The Independent National Electoral Commission (INEC) has expressed worry over the non-passage of the Electoral Act Amendment Bill by the National Assembly with about one year and nine months to the next general election. Chairman of INEC, Prof Mahmood Yakubu, who stated this during a public hearing on Electoral Offences Commission Bill, said: “INEC is anxious to know the legal framework to govern the conduct of the 2023 general election.” Already, the 2023 general election has been scheduled to hold on Saturday, February 18, 2023. Yakubu also disclosed that the timetable would be released immediately after the Anambra State governorship election scheduled to hold on November 6, 2021.
In March 2018, President Muhammadu Buhari declined assent to the Electoral Act Amendment Bill, saying that doing so would be tantamount to usurping the constitutional powers of INEC to decide on election matters. It was re-presented to him in September 2018, and again he withheld his assent, stating that there were unaddressed drafting issues. He further said in a letter to the National Assembly that he was concerned that passing a new Electoral Act so close to the 2019 general election could create uncertainty about the applicable legislation to govern the process.

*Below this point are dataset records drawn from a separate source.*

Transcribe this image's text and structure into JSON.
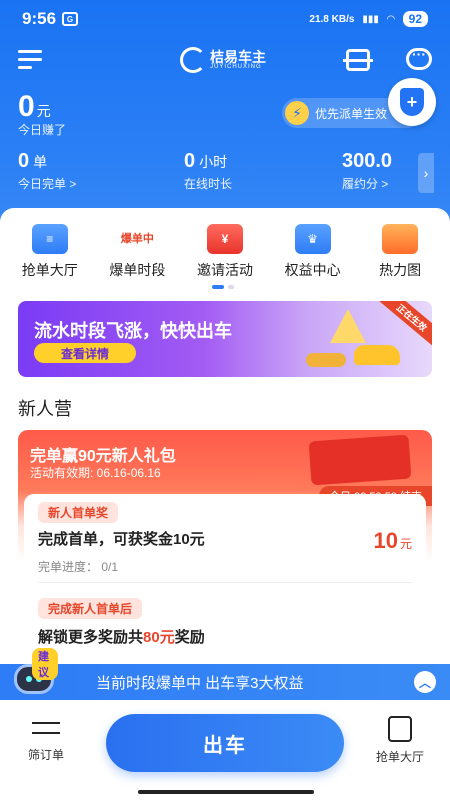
{
  "status_bar": {
    "time": "9:56",
    "app_badge": "G",
    "net_speed": "21.8 KB/s",
    "battery": "92"
  },
  "header": {
    "brand_name": "桔易车主",
    "brand_pinyin": "JUYICHUXING"
  },
  "earnings": {
    "value": "0",
    "unit": "元",
    "label": "今日赚了"
  },
  "priority": {
    "label": "优先派单生效"
  },
  "stats": [
    {
      "value": "0",
      "unit": "单",
      "label": "今日完单 >"
    },
    {
      "value": "0",
      "unit": "小时",
      "label": "在线时长"
    },
    {
      "value": "300.0",
      "unit": "",
      "label": "履约分 >"
    }
  ],
  "quick_menu": [
    {
      "label": "抢单大厅",
      "icon": "grab-hall-icon"
    },
    {
      "label": "爆单时段",
      "icon": "burst-period-icon",
      "icon_text": "爆单中"
    },
    {
      "label": "邀请活动",
      "icon": "invite-icon",
      "icon_text": "¥"
    },
    {
      "label": "权益中心",
      "icon": "crown-icon"
    },
    {
      "label": "热力图",
      "icon": "heatmap-icon"
    }
  ],
  "banner": {
    "title": "流水时段飞涨，快快出车",
    "button": "查看详情",
    "tag": "正在生效"
  },
  "section": {
    "title": "新人营"
  },
  "newbie": {
    "title": "完单赢90元新人礼包",
    "validity": "活动有效期: 06.16-06.16",
    "countdown": "今日 23:59:59 结束",
    "task1": {
      "chip": "新人首单奖",
      "text": "完成首单，可获奖金10元",
      "reward": "10",
      "reward_unit": "元",
      "progress": "完单进度： 0/1"
    },
    "task2": {
      "chip": "完成新人首单后",
      "text_prefix": "解锁更多奖励共",
      "text_highlight": "80元",
      "text_suffix": "奖励"
    }
  },
  "tip_bar": {
    "text": "当前时段爆单中 出车享3大权益",
    "robot_bubble": "建议"
  },
  "bottom_nav": {
    "filter_label": "筛订单",
    "go_label": "出车",
    "grab_label": "抢单大厅"
  },
  "colors": {
    "primary": "#2e7cf6",
    "accent_red": "#e8462b",
    "banner_purple": "#7a3bf5",
    "button_yellow": "#ffd02a"
  }
}
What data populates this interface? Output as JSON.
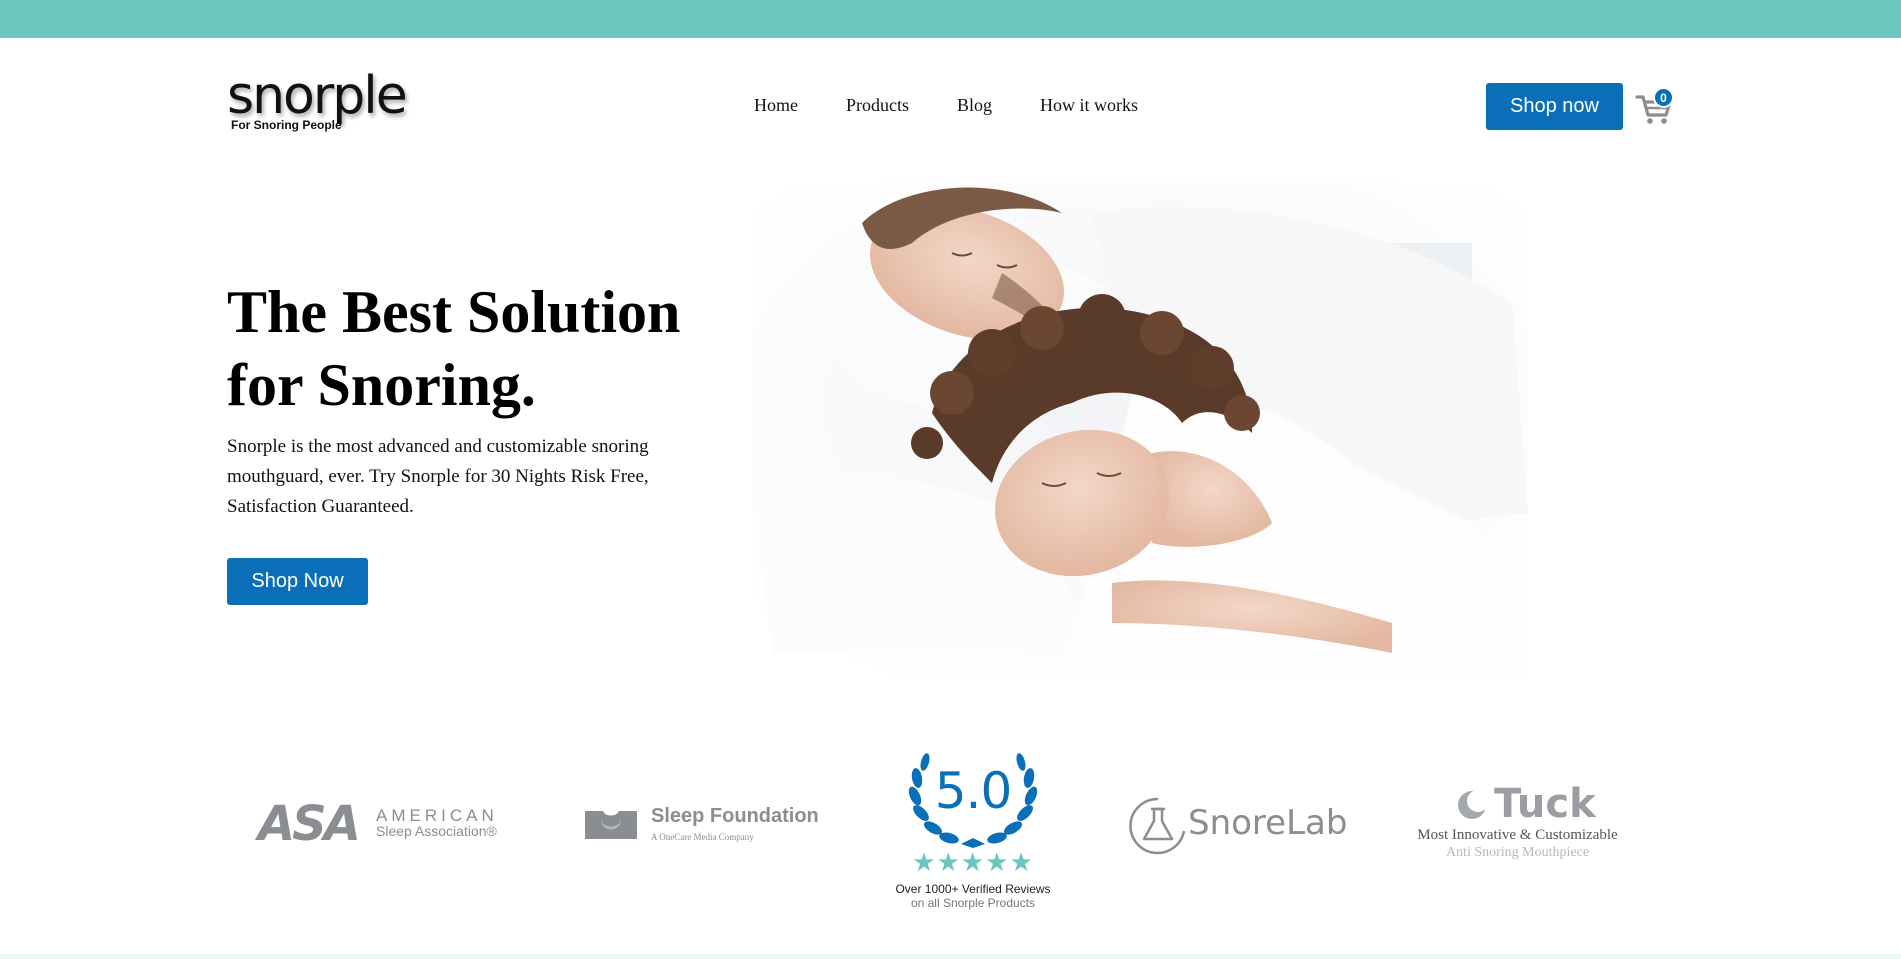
{
  "header": {
    "logo_word": "snorple",
    "logo_tagline": "For Snoring People",
    "nav": [
      "Home",
      "Products",
      "Blog",
      "How it works"
    ],
    "shop_button": "Shop now",
    "cart_count": "0",
    "cart_icon": "cart-icon"
  },
  "hero": {
    "title_line1": "The Best Solution",
    "title_line2": "for Snoring.",
    "text": "Snorple is the most advanced and customizable snoring mouthguard, ever. Try Snorple for 30 Nights Risk Free, Satisfaction Guaranteed.",
    "button": "Shop Now"
  },
  "brands": {
    "asa": {
      "mark": "ASA",
      "line1": "AMERICAN",
      "line2": "Sleep Association®"
    },
    "sleep_foundation": {
      "name": "Sleep Foundation",
      "sub": "A OneCare Media Company"
    },
    "rating": {
      "score": "5.0",
      "stars": "★★★★★",
      "line1": "Over 1000+ Verified Reviews",
      "line2": "on all Snorple Products"
    },
    "snorelab": {
      "name": "SnoreLab"
    },
    "tuck": {
      "name": "Tuck",
      "line1": "Most Innovative & Customizable",
      "line2": "Anti Snoring Mouthpiece"
    }
  },
  "colors": {
    "accent_teal": "#6bc7bd",
    "button_blue": "#0a6fb8",
    "logo_gray": "#8a8e93"
  }
}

He claimed that he did not want new additions to the Act to disrupt or interrupt the upcoming elections. In November 2018, the National Assembly passed an extensive new Electoral Act Amendment Bill, which was transmitted to the president for assent within the constitutional time frame of 30 days. However, he did not sign it into law. The Bill was to address issues associated with elections in the country. It included, for example, the compulsory use of card readers, and allowance to citizens and party agents to record proceedings at polling stations. It also stipulated jail terms and fines for officials who were found guilty of omitting logos of parties from ballot papers. The Bill further prescribed the steps to be taken in the case of the death of a candidate midway into an election as happened in Kogi State in 2015. Despite the lofty ideals of the Bill, the 2019 general election was conducted without the amended Bill.

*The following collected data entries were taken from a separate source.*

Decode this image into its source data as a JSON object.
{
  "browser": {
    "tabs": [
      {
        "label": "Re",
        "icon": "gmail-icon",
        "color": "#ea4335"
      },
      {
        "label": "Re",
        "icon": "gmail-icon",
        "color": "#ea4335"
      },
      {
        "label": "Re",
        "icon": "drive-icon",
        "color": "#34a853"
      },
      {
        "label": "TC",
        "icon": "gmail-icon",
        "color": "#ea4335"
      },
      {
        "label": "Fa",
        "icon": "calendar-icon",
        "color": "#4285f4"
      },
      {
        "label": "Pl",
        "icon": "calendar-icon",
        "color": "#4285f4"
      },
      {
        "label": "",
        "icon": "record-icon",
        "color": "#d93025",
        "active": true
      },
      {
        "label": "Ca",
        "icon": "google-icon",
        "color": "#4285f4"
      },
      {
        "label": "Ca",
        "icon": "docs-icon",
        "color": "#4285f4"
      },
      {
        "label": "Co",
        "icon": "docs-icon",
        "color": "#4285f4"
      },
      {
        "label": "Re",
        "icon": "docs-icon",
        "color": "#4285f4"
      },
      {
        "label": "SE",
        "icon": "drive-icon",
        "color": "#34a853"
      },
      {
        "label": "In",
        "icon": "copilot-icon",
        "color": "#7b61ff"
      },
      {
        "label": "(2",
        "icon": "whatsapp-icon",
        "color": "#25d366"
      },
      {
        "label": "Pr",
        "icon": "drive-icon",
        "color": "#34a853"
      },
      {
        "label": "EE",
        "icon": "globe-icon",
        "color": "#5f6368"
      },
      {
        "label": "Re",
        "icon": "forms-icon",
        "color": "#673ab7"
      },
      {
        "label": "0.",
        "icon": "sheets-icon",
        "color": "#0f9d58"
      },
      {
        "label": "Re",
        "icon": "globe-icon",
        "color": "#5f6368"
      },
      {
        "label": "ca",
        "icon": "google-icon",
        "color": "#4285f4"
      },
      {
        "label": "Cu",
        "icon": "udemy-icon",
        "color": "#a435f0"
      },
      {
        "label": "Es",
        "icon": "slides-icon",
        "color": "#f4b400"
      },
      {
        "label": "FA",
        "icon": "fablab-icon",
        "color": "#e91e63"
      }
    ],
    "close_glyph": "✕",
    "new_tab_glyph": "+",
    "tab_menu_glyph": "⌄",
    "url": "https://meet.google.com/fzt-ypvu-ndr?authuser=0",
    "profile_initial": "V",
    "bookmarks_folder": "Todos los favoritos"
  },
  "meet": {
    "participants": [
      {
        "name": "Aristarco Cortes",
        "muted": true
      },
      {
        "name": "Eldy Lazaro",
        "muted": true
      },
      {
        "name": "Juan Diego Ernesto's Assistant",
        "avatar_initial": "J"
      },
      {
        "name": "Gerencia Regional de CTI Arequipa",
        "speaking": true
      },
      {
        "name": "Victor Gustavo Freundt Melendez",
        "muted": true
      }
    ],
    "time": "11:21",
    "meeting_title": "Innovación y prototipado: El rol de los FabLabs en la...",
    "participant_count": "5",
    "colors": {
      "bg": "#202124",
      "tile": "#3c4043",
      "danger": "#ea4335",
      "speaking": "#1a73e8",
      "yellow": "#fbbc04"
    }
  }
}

Certainly, INEC does not want what happened in the 2019 poll to affect the conduct of the 2023 general election, hence the early alarm by the INEC boss. Having an electoral law in place now will enhance the transparency of the electoral process. It will also give the president the ample time to appraise the Act before it is signed into law. One of the best ways to ensure free, fair and credible election is having the electoral law in place before the exercise.

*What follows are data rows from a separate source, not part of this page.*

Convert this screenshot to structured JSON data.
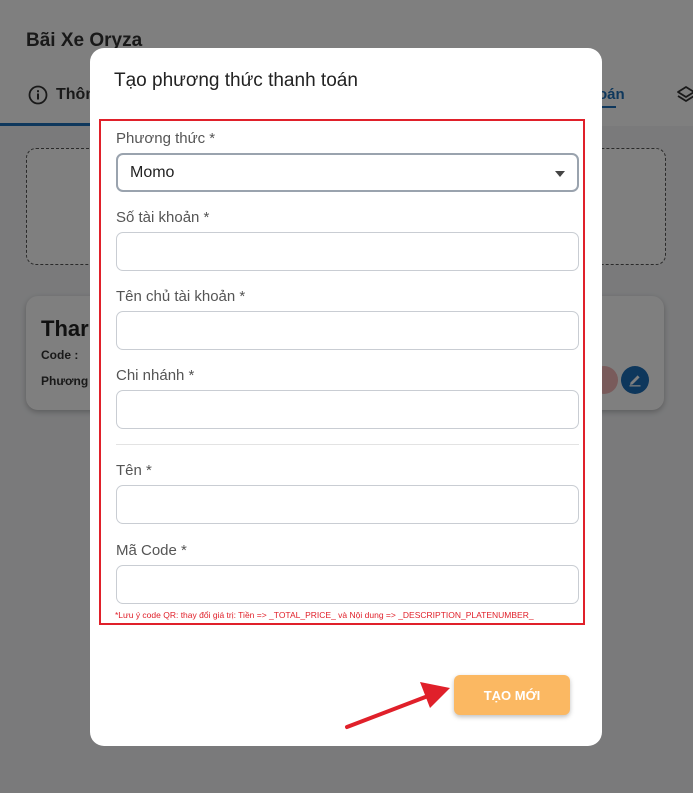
{
  "background": {
    "app_title": "Bãi Xe Oryza",
    "tab_left": "Thôn",
    "tab_right": "oán",
    "card_title": "Thar",
    "card_code_label": "Code :",
    "card_method_label": "Phương"
  },
  "modal": {
    "title": "Tạo phương thức thanh toán",
    "fields": [
      {
        "label": "Phương thức *",
        "value": "Momo"
      },
      {
        "label": "Số tài khoản *",
        "value": ""
      },
      {
        "label": "Tên chủ tài khoản *",
        "value": ""
      },
      {
        "label": "Chi nhánh *",
        "value": ""
      },
      {
        "label": "Tên *",
        "value": ""
      },
      {
        "label": "Mã Code *",
        "value": ""
      }
    ],
    "note": "*Lưu ý code QR: thay đổi giá trị: Tiền => _TOTAL_PRICE_ và Nội dung => _DESCRIPTION_PLATENUMBER_",
    "create_button": "TẠO MỚI"
  },
  "colors": {
    "accent": "#1d6fb8",
    "highlight_border": "#e0202a",
    "button": "#fbb862"
  }
}
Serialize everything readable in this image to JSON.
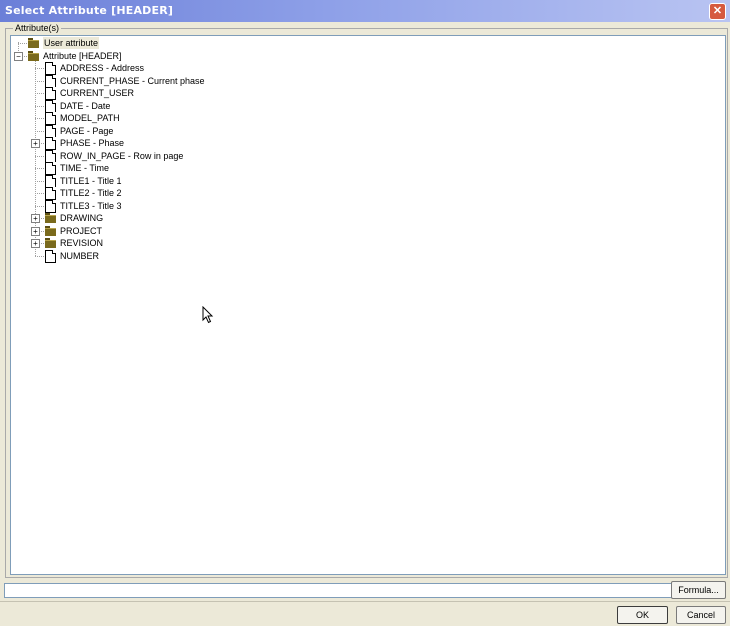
{
  "window": {
    "title": "Select Attribute [HEADER]"
  },
  "group": {
    "label": "Attribute(s)"
  },
  "tree": [
    {
      "label": "User attribute",
      "type": "folder",
      "level": 0,
      "expander": "",
      "highlight": true
    },
    {
      "label": "Attribute [HEADER]",
      "type": "folder",
      "level": 0,
      "expander": "minus",
      "highlight": false
    },
    {
      "label": "ADDRESS  - Address",
      "type": "doc",
      "level": 1,
      "expander": ""
    },
    {
      "label": "CURRENT_PHASE  - Current phase",
      "type": "doc",
      "level": 1,
      "expander": ""
    },
    {
      "label": "CURRENT_USER",
      "type": "doc",
      "level": 1,
      "expander": ""
    },
    {
      "label": "DATE  - Date",
      "type": "doc",
      "level": 1,
      "expander": ""
    },
    {
      "label": "MODEL_PATH",
      "type": "doc",
      "level": 1,
      "expander": ""
    },
    {
      "label": "PAGE  - Page",
      "type": "doc",
      "level": 1,
      "expander": ""
    },
    {
      "label": "PHASE  - Phase",
      "type": "doc",
      "level": 1,
      "expander": "plus"
    },
    {
      "label": "ROW_IN_PAGE  - Row in page",
      "type": "doc",
      "level": 1,
      "expander": ""
    },
    {
      "label": "TIME  - Time",
      "type": "doc",
      "level": 1,
      "expander": ""
    },
    {
      "label": "TITLE1  - Title 1",
      "type": "doc",
      "level": 1,
      "expander": ""
    },
    {
      "label": "TITLE2  - Title 2",
      "type": "doc",
      "level": 1,
      "expander": ""
    },
    {
      "label": "TITLE3  - Title 3",
      "type": "doc",
      "level": 1,
      "expander": ""
    },
    {
      "label": "DRAWING",
      "type": "folder",
      "level": 1,
      "expander": "plus"
    },
    {
      "label": "PROJECT",
      "type": "folder",
      "level": 1,
      "expander": "plus"
    },
    {
      "label": "REVISION",
      "type": "folder",
      "level": 1,
      "expander": "plus"
    },
    {
      "label": "NUMBER",
      "type": "doc",
      "level": 1,
      "expander": ""
    }
  ],
  "formula": {
    "value": "",
    "button_label": "Formula..."
  },
  "buttons": {
    "ok_label": "OK",
    "cancel_label": "Cancel"
  },
  "icons": {
    "close": "close-icon",
    "folder": "folder-icon",
    "doc": "document-icon",
    "cursor": "mouse-pointer-icon"
  },
  "colors": {
    "titlebar_start": "#6b7fd8",
    "titlebar_end": "#b9c4f2",
    "close_button": "#d65a3f",
    "dialog_bg": "#ece9d8"
  }
}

Apart from INEC, many other stakeholders and civil society organisations, including the Centre for Liberty, have raised concerns over the delay in the passage of the Electoral Act Amendment Bill. Having a credible electoral process will ensure the election of credible leaders who will deliver good governance that Nigerians are yearning for. Since the 9th National Assembly has reintroduced the Bill and it has passed the first and second reading, we urge them to expedite action on the Bill and send to the president for his assent. Since President Buhari will not be contesting again, it is our hope that the Bill, if presented to him early, will also be speedily assented to. The National Assembly has the resources and manpower to complete the post-public hearing process. The March 2021 deadline for its passage has already passed, and having missed the initially anticipated December 2020 target, it is imperative that a fresh workable timeline should be quickly determined so that it can be tested during an off-cycle poll such as the Anambra governorship election coming up on November 6, 2021. Having the legal framework in place will rekindle the hope of Nigerians in the democratic process and also give INEC ample time to prepare for other off-season elections. The integrity of our elections can only be guaranteed by having good electoral laws as well as patriotic electoral officials. Therefore, we urge all the stakeholders in the nation’s electoral system and especially the federal lawmakers to urgently pass the Electoral Act Amendment Bill. Having the law in place will make Nigerians have trust and confidence in the democratic process. The deluge of litigations that trail our elections should make the lawmakers work to speedily pass the Bill into law. The determination of our electoral outcomes by the courts is not helping our democracy and therefore will not be allowed to continue. The ugly narrative can only be changed if the right laws are put in place now.